Capitalism and sustainability are deeply and increasingly interrelated. After all, our economic activity is based on the use of natural and human resources. Not until we more broadly "price in" the external costs of investment decisions across all sectors will we have a sustainable economy and society.
The crux of the argument is right here. Capitalism can't bring you "sustainability" but heroic social engineers like Al Gore can. The problem is in that word "sustainability." It's religion.
Externalities are costs created by industry but paid for by society. For example, pollution is an externality which is sometimes taxed by government in order to make the entity responsible "internalize" the full costs of production. Over the past century, companies have been rewarded financially for maximizing externalities in order to minimize costs.
No, externalities are costs paid for by someone else -- not always by "society as a whole." Companies often shift costs onto other companies. The earliest examples using the Coase theorem had to do with upstream businesses issuing effluents which raised the costs of downstream water-using businesses.
Only the doctrinaire public service technocrat sees all costs of pollution borne by the "public" and all benefits borne by the business community.

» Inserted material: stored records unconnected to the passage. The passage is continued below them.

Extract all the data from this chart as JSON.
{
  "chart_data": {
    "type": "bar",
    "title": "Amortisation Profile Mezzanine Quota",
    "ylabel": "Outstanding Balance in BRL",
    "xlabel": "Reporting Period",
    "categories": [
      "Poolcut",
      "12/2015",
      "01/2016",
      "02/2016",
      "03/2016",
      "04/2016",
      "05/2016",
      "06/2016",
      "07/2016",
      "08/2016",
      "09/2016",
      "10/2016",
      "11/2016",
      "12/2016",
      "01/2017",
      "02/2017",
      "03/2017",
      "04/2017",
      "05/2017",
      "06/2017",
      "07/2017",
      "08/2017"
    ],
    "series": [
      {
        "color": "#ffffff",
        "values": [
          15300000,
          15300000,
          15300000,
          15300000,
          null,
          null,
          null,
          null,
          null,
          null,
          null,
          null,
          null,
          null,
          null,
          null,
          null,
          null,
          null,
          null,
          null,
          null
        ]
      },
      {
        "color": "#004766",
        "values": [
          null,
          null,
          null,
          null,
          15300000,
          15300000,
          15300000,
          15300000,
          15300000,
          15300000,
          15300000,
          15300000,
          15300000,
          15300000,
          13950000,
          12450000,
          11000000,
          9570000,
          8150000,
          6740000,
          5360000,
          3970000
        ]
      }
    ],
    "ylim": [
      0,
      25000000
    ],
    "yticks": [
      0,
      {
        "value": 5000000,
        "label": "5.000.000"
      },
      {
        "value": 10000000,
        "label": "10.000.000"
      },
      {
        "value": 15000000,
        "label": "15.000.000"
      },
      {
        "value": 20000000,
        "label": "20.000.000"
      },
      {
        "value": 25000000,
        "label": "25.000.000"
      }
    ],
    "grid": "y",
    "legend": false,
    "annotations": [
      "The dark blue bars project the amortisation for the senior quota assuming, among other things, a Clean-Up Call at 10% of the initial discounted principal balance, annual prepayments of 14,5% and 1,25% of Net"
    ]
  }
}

This is a kind of class analysis most modern economists no longer accept.
There's plenty more to see over at Econopundit. If Mr. Gore could set aside his beliefs long enough to study three books: The Fatal Conceit, The Bottomless Well and The Singularity is Near, he might relax. But it's not going to happen. As we go racing towards the singularity, more energy options will be available and sustainability will be a natural outgrowth of our freedom to innovate and adapt!